Newsletter Vol 01 No. 02
November 2016 - April 2017

Social Development

- Samuel Allen


Sustainable development in Nepal is something that offers an option for many rural communities that are not only battling problems with post-earthquake reconstruction but also problems such as malnutrition, sanitation, health, education and site specific problems that differ between each village and community. Communities in rural parts of the world want to have the opportunity to develop in whatever ways they can, but many times they simply do not have the resources. It is not for a lack of trying or wanting, but simply due to numerous factors that can make it incredibly difficult to take even incremental steps towards their goals of development, whatever those may be.

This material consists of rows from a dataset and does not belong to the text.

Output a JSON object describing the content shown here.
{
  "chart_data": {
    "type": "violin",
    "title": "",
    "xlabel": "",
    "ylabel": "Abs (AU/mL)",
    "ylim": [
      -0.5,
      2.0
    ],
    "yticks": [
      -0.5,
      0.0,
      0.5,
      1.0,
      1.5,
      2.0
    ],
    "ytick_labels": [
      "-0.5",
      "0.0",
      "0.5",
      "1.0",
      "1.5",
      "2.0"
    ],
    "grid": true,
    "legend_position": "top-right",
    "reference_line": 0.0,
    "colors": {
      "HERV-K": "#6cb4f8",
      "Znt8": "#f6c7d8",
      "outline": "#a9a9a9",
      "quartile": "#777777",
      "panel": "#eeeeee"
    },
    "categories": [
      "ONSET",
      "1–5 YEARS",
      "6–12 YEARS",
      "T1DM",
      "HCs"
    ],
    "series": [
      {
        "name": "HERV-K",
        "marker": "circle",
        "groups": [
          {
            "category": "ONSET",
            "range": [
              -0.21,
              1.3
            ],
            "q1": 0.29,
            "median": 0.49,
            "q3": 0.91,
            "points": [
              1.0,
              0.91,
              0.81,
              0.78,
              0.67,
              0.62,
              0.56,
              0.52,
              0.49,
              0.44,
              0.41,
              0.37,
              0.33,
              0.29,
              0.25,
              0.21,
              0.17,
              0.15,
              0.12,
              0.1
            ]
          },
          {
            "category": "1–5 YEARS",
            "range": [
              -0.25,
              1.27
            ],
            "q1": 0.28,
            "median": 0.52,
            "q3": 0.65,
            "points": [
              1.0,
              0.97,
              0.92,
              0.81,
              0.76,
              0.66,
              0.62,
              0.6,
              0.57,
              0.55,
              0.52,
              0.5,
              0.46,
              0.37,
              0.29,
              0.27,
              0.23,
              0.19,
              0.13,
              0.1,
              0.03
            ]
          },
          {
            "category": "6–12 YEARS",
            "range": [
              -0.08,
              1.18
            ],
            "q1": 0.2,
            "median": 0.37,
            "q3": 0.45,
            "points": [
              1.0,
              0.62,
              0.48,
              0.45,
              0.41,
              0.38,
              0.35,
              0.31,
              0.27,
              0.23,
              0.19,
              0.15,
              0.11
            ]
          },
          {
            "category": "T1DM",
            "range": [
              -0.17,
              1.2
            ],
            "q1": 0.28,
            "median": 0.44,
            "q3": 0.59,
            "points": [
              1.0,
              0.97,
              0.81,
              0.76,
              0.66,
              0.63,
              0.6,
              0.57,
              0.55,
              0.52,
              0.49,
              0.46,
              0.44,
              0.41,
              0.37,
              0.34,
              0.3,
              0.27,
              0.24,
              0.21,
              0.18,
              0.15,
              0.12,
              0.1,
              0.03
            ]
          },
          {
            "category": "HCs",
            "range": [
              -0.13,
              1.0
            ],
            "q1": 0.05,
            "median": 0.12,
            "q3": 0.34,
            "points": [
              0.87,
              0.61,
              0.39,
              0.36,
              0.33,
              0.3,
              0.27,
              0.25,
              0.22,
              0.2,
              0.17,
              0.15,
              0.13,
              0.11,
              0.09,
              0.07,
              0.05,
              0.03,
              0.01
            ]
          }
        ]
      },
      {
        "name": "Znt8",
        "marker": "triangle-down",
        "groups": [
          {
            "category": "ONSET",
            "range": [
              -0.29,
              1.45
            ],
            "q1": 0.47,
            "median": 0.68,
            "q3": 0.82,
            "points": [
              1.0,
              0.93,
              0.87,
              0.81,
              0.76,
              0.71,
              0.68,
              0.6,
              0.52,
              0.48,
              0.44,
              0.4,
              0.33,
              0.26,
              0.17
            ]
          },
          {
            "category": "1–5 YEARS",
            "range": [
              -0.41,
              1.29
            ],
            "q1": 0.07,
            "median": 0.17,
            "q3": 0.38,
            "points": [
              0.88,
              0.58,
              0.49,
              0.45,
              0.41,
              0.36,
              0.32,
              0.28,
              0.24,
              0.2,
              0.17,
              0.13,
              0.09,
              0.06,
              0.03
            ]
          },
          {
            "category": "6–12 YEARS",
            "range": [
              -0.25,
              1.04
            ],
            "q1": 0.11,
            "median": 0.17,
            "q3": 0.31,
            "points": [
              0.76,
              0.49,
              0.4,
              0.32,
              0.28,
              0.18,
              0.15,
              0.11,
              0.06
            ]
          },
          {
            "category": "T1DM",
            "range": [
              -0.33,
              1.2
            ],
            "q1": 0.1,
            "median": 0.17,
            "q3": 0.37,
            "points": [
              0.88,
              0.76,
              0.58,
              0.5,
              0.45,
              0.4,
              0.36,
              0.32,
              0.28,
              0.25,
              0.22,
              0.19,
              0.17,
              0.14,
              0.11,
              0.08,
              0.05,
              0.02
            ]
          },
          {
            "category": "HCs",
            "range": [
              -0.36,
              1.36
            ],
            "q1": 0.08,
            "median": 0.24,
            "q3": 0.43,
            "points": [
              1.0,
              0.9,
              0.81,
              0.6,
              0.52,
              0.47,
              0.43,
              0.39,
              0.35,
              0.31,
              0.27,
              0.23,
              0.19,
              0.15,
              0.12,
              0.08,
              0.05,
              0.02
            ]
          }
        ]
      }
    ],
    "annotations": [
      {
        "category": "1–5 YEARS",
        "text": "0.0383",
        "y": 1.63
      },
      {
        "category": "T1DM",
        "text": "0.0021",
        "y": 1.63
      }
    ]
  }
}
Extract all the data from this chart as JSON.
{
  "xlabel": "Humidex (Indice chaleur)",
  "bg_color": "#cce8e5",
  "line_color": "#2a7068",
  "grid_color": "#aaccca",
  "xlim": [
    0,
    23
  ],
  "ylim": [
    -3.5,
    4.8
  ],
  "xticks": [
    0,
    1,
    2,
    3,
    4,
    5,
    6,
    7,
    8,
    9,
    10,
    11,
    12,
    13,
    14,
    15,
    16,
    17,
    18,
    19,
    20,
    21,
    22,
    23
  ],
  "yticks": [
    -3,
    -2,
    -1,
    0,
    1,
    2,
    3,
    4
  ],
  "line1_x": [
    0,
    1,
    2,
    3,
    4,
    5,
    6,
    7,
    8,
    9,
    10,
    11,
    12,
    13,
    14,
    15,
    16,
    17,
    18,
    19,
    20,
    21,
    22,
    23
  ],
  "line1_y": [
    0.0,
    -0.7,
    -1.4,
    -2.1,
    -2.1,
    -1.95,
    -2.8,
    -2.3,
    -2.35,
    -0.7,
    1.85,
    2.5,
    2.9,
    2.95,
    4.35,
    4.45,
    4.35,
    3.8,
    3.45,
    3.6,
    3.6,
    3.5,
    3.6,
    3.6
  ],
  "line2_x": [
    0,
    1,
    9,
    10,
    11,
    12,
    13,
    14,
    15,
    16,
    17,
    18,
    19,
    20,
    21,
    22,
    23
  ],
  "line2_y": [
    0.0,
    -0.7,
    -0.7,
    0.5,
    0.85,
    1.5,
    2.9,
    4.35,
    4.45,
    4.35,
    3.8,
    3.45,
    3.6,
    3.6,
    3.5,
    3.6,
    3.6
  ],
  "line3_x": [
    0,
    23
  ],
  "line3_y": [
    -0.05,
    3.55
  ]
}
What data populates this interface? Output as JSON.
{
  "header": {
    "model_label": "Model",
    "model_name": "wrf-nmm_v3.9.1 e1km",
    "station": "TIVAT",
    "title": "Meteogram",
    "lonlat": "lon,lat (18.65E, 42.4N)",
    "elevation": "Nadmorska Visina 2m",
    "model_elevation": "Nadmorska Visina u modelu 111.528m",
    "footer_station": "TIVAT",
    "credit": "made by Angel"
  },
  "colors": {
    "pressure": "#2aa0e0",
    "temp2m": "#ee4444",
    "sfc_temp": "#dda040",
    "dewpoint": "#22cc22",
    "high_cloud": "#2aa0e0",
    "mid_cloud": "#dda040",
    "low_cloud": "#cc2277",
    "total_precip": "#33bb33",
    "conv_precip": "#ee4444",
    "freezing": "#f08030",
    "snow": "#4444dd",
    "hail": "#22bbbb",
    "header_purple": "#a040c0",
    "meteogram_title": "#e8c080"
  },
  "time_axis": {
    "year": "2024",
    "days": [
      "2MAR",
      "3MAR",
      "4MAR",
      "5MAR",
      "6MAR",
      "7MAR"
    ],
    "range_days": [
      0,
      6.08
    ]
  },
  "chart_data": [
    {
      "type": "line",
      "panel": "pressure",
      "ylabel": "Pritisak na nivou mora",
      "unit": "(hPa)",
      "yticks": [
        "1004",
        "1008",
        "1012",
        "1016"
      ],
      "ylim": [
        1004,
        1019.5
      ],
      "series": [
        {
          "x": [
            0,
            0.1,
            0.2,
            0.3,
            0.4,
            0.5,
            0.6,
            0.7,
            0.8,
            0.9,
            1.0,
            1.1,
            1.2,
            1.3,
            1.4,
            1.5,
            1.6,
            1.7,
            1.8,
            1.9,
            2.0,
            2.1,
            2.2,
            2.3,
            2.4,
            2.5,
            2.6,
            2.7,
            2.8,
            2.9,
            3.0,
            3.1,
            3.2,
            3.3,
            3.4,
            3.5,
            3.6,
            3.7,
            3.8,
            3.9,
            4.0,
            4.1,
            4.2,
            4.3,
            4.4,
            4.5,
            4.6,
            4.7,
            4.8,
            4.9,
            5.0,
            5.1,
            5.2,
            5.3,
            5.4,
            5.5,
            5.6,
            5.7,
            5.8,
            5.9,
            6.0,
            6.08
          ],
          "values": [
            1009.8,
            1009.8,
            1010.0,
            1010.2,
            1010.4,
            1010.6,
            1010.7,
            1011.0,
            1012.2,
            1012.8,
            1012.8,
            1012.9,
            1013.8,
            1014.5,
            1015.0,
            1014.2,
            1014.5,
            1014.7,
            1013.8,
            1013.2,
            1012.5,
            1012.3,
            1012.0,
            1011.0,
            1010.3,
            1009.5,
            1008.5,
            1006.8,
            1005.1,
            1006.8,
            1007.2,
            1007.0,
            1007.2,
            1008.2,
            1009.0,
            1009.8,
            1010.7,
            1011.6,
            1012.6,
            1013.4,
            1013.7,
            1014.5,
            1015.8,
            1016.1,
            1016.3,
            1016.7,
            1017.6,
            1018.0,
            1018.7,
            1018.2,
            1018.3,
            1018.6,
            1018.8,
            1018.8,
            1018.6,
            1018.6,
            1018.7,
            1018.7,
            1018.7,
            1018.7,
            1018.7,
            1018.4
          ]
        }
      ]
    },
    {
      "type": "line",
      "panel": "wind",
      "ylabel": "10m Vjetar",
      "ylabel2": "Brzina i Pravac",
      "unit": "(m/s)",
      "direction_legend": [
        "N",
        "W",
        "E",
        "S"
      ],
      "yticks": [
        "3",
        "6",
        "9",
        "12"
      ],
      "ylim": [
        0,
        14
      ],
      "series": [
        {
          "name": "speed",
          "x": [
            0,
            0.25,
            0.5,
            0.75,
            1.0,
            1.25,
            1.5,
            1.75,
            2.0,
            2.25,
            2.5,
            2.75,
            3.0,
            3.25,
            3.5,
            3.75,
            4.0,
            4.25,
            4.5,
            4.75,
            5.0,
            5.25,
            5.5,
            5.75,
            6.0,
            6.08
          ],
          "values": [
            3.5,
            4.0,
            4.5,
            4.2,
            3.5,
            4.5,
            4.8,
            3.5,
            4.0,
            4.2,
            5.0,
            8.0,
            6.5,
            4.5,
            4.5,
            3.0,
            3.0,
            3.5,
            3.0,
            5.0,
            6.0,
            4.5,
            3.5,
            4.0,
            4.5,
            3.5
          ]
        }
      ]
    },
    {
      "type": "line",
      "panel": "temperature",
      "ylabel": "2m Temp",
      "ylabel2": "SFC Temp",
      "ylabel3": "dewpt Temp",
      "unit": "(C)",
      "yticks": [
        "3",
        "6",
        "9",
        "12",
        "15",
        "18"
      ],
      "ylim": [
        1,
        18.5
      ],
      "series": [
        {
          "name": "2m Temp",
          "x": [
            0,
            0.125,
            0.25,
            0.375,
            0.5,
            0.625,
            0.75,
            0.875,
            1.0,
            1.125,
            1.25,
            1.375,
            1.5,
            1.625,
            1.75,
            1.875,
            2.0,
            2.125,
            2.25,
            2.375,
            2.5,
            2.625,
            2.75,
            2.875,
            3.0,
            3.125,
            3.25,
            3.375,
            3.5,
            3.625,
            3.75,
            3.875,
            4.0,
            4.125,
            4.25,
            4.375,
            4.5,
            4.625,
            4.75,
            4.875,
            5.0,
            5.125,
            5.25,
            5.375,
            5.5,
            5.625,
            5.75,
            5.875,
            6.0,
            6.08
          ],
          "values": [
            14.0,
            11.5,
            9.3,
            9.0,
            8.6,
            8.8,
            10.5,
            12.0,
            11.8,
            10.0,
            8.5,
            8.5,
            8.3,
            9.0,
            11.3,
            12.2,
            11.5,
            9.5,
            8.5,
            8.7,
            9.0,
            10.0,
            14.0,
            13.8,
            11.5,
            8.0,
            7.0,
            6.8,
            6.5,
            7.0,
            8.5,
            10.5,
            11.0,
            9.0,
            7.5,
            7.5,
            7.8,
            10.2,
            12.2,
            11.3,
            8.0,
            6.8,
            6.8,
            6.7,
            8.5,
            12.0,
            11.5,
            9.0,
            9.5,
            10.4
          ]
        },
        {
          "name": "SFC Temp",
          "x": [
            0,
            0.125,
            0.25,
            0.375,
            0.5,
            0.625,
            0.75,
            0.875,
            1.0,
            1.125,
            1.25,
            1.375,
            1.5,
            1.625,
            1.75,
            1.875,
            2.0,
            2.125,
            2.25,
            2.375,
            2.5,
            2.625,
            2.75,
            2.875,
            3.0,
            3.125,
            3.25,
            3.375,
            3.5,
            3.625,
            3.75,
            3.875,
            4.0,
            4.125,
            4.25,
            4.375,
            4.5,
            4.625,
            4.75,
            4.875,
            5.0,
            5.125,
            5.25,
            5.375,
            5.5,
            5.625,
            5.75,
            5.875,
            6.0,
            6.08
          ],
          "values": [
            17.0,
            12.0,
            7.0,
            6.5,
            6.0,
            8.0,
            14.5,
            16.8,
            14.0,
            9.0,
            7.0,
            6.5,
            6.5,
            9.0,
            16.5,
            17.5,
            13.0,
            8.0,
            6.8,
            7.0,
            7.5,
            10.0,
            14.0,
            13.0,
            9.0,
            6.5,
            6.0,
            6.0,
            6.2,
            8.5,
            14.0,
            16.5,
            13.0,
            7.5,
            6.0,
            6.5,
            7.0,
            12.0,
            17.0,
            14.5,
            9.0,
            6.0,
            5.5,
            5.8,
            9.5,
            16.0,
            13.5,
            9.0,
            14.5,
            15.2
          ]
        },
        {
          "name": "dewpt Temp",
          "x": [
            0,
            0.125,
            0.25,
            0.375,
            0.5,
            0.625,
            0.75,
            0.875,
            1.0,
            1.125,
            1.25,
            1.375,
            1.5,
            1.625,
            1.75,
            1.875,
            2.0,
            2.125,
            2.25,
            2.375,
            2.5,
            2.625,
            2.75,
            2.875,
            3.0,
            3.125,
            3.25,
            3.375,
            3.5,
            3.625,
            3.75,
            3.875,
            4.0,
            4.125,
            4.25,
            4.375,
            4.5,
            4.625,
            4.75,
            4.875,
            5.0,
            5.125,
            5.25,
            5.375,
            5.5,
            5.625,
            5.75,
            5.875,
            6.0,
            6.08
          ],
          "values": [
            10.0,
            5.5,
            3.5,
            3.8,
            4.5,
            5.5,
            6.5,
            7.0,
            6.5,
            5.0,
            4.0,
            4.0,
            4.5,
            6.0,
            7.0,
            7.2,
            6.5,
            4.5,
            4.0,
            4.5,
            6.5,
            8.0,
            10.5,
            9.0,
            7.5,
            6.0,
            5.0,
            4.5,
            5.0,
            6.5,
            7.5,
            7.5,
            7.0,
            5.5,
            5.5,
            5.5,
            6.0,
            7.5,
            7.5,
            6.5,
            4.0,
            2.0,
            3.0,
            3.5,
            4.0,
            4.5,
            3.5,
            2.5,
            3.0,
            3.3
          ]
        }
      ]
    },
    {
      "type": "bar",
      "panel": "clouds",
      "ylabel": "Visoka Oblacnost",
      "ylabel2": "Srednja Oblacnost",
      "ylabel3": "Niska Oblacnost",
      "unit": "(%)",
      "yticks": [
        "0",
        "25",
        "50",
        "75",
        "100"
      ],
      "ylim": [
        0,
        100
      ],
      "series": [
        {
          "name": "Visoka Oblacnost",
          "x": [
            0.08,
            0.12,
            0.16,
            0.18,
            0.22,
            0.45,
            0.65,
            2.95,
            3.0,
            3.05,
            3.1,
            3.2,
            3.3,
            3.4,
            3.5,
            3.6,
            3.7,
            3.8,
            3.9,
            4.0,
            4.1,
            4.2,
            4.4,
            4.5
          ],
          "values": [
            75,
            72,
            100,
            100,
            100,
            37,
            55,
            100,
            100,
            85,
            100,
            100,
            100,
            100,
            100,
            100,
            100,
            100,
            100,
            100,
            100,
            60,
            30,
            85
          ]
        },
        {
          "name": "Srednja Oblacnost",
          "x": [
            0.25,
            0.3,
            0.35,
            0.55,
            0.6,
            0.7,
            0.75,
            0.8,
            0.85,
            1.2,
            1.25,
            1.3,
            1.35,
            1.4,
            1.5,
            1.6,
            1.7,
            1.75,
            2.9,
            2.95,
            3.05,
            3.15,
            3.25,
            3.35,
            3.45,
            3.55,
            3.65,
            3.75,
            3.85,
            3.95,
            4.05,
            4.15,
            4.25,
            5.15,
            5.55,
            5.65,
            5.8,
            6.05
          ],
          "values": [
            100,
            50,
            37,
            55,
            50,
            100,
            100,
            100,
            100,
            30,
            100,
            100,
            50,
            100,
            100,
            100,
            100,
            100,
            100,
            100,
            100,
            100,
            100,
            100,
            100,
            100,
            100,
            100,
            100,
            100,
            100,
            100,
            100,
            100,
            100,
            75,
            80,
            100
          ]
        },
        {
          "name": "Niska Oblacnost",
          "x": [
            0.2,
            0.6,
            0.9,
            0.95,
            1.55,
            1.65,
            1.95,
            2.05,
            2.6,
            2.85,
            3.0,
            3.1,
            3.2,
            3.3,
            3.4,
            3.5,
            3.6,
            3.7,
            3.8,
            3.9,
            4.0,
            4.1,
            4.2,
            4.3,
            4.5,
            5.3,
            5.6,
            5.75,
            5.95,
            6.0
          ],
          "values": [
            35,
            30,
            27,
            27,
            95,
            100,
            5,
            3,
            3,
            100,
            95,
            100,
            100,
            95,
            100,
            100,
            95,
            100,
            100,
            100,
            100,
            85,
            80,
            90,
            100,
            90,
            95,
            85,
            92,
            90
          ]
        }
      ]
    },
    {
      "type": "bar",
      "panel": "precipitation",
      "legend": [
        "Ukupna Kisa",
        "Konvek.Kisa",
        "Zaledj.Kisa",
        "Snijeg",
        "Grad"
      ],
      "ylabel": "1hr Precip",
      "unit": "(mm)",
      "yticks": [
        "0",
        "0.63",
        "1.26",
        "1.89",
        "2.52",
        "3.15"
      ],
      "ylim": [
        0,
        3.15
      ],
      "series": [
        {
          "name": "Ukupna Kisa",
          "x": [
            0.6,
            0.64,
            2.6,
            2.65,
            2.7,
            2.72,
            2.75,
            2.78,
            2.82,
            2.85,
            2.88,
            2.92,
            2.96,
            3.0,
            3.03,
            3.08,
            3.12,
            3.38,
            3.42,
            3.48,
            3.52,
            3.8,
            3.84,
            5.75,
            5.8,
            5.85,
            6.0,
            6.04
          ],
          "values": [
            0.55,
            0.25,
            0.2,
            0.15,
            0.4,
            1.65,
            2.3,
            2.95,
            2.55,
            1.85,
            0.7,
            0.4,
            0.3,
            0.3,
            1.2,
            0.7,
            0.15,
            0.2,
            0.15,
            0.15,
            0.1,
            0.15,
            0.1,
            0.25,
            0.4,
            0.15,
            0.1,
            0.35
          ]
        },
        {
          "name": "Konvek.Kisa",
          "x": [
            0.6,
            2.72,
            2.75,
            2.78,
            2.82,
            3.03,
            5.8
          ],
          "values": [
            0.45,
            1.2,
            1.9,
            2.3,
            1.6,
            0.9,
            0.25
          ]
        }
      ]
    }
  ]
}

Working with the Chaudhary Foundation during the summer of 2016, I had the opportunity to not only learn, but to experience the importance and impact of sustainable development. For instance there is no one way to go about solving a problem.

There are many pathways and alternative avenues one can take to successfully resolve an issue, whatever that issue may be. Some may be inherently better than others and some may simply just not work, but each problem offers a plethora of solutions, and each circumstance needs to be addressed differently in order for the quality of the solution to transpire into something better. What I really took away from the experience was this; that sustainable development is a method for change, rather than the answer for it.

The term “sustainable development” gets thrown around a lot but is rarely understood in the way I have interpreted it, through my own experiences as well as seeing it practiced and carried out in various communities. For a corporation to facilitate "sustainable development" it cannot just act upon its own interest, nor can it actually implement the ideas it has directly into a community. A problem needs to be there, and thus a prospect of a solution needs to be formulated. This solution, as alluded to before, may not always work on the first attempt, and a matter of fact is it rarely does. The solution can most always be found within the community itself. The spark and facilitation may be from another entity, but it is the community that is the most important variable in the equation, determining the what, if, and the can. But no matter what, the solution has to come from within the community that is being reached, not from an outsider. The Chaudhary Foundation aims to do directly that - facilitate an approach that takes into account the intricate systems and dynamics of each specific community they work with, while understanding that their position in engaging with these communities is on their own terms.

(Mr. Allen is an architect engineer from USA who had worked for Chaudhary Foundation in performing the architectural assessment of factory building of Karnali Miteri Udhyog, Jumla.)